Have had Nct teacher and acupuncturist saying I can just not turn up for the induction - my body my baby my choice etc - but I'm a little scared as this is my first baby. While the risks are low there are still risks. Feeling very confused right now....

cashmiriana Tue 10-Sep-13 09:53:00

Induction is not advised where there is a previous section.

I had a VBAC with DD2 after a failed induction with DD1 which resulted in a cascade of interventions and ultimately an emergency section which traumatised me.

Comparing the two, I would go for a VBAC every time. I was up and about within 24 hours and within 4 days was taking DD1 to school with the baby in a sling. Recovery was fantastic.

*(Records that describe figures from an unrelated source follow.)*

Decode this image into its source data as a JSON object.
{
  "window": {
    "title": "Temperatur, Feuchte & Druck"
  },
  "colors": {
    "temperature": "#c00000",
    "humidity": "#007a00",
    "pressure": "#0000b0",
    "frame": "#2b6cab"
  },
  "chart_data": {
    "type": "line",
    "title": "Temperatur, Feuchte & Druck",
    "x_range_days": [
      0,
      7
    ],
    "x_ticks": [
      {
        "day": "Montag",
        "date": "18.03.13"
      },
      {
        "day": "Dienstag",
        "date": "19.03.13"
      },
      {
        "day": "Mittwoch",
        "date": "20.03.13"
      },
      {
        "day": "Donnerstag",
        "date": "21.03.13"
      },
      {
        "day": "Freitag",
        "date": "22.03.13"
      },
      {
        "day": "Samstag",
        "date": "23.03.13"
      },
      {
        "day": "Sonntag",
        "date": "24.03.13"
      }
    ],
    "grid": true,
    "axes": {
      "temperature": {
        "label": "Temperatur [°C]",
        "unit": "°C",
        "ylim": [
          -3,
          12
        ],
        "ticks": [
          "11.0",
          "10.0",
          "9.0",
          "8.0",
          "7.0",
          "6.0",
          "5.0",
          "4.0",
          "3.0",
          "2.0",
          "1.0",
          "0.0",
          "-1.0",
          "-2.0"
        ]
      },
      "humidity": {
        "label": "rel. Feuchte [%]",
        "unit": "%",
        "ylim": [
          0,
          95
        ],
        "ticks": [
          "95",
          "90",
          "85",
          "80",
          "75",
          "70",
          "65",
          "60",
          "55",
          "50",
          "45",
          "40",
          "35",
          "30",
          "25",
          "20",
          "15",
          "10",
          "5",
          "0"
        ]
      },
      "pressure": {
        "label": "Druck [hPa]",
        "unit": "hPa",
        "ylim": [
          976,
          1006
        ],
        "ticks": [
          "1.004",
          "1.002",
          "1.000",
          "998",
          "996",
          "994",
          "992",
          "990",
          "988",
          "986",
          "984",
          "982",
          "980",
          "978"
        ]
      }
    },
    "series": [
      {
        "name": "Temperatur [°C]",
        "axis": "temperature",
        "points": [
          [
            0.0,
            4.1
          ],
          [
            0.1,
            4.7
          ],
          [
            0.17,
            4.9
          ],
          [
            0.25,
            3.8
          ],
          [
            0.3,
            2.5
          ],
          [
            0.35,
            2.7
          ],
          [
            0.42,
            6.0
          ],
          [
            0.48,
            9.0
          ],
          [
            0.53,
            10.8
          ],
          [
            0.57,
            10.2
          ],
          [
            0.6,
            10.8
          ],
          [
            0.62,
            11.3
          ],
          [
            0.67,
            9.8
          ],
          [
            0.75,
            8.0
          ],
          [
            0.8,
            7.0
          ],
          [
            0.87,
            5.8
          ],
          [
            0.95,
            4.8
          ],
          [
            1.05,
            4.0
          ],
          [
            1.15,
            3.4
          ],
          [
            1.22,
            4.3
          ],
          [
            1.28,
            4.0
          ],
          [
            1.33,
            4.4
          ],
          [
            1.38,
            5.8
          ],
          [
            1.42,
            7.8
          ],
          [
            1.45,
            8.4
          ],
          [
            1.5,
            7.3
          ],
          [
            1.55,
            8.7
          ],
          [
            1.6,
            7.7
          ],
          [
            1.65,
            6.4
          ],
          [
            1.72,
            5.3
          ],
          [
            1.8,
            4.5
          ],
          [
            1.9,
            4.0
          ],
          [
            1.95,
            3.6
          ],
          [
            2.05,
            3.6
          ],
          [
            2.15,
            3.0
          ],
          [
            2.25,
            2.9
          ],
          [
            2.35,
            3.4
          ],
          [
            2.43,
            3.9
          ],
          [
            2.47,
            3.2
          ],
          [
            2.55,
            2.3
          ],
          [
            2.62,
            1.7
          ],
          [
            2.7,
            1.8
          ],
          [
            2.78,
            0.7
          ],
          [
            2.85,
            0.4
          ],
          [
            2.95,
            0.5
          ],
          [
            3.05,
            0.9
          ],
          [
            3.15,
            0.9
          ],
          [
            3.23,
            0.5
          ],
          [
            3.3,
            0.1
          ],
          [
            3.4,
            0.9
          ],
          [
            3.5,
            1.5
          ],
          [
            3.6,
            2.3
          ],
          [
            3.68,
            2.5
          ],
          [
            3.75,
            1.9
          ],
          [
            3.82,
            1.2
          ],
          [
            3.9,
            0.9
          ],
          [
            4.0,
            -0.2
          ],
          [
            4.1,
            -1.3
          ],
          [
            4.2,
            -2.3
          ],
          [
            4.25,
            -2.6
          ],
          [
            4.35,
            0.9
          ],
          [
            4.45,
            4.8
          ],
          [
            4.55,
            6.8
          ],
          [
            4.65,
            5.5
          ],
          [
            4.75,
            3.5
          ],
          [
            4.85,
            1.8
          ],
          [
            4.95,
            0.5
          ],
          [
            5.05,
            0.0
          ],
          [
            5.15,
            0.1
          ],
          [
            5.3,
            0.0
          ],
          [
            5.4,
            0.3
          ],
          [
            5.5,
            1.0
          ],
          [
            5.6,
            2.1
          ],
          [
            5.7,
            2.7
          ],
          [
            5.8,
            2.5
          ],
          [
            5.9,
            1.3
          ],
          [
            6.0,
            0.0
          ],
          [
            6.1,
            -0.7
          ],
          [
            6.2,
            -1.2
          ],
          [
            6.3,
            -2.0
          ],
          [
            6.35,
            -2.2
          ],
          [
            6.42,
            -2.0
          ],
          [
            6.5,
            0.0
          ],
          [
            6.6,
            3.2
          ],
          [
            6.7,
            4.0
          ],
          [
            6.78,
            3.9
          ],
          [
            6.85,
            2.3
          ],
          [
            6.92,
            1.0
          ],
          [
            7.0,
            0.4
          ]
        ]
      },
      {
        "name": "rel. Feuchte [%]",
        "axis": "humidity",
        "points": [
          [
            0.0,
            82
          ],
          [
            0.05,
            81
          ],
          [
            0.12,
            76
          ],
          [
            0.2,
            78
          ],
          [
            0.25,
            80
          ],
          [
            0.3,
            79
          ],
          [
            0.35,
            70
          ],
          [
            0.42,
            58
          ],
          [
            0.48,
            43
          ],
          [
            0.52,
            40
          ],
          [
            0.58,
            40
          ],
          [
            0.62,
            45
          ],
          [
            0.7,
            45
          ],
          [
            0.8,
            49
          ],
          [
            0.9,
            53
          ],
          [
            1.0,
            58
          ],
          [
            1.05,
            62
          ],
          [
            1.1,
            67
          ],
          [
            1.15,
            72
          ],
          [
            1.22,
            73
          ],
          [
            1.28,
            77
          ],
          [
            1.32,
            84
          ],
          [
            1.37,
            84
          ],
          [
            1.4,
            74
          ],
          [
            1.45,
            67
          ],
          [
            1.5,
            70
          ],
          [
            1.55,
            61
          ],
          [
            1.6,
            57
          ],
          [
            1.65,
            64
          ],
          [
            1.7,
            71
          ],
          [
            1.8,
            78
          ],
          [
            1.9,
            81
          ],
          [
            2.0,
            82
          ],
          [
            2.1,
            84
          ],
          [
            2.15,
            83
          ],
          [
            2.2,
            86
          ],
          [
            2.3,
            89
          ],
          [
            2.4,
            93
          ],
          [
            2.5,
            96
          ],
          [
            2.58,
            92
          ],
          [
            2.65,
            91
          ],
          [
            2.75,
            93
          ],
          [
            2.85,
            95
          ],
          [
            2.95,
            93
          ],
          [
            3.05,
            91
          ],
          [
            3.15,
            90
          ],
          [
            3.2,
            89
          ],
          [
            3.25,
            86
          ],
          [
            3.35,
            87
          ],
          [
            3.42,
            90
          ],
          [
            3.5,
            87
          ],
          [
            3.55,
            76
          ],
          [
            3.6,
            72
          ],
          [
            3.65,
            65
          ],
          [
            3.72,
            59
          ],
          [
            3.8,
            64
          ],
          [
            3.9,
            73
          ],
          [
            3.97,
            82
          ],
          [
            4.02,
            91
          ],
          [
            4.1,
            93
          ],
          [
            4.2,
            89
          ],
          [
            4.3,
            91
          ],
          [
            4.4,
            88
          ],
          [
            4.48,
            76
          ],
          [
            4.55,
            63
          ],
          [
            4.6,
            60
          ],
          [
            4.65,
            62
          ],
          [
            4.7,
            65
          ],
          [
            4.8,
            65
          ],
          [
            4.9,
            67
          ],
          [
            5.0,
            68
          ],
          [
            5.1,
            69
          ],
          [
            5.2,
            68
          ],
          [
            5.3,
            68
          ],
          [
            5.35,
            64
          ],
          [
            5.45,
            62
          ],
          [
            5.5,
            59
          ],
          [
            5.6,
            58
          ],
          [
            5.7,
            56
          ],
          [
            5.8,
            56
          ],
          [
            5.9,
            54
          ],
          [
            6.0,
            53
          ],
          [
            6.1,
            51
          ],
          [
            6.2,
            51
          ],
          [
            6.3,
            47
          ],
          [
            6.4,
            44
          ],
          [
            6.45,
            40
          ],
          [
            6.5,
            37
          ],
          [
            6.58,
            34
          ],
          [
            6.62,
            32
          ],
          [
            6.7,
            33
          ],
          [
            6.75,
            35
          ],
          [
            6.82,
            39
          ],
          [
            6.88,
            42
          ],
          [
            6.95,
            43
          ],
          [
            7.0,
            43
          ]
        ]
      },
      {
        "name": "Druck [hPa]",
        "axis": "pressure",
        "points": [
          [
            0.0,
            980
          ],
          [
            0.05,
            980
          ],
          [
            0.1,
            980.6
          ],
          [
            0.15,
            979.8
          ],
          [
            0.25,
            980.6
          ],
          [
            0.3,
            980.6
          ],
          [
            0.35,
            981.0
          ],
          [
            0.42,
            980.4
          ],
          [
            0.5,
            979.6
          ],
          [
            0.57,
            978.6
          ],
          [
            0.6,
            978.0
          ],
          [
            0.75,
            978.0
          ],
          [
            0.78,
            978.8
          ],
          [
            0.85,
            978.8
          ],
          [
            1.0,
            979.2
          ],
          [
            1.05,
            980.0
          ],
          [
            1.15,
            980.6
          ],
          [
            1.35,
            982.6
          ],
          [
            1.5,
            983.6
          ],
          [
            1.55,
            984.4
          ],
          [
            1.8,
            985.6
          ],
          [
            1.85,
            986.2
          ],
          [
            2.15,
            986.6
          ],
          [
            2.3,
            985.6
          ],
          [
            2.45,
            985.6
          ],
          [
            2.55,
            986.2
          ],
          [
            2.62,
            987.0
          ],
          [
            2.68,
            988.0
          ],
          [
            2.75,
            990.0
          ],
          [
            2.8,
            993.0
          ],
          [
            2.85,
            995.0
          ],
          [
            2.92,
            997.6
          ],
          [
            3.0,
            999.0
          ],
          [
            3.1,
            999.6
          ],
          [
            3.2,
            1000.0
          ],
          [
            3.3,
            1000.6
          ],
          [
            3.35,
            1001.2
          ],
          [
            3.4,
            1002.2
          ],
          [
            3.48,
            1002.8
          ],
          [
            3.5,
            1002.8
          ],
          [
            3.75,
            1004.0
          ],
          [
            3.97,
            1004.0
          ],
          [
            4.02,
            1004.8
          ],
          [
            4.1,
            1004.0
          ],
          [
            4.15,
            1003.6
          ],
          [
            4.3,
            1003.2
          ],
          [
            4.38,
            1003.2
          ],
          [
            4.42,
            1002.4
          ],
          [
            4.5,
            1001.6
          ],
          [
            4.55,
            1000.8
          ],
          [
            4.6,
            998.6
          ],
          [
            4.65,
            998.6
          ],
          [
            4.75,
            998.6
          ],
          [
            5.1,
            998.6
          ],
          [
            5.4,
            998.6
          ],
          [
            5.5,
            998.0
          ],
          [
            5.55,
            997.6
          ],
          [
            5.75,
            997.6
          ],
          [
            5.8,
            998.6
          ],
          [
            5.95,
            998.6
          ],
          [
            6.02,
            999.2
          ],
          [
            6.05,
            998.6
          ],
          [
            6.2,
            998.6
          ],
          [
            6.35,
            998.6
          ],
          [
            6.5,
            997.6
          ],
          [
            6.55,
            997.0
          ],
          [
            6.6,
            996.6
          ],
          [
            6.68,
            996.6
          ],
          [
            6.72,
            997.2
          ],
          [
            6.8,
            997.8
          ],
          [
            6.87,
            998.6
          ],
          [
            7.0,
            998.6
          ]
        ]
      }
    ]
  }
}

My birth plan was for VBAC and I did not mention a section.

Had I gone to 42 weeks I would, reluctantly, have had an elective section. As it was, DD2 appeared the day before her due date.

AnotherStitchInTime Tue 10-Sep-13 14:32:13

Someone on another forum linked to this article which discusses risks of induction and post-dates (overdue) birth past 42 weeks.

She mentions some interesting statistics about babies born at 43 weeks that make expectant management seem a lot less risky than it is often made to sound.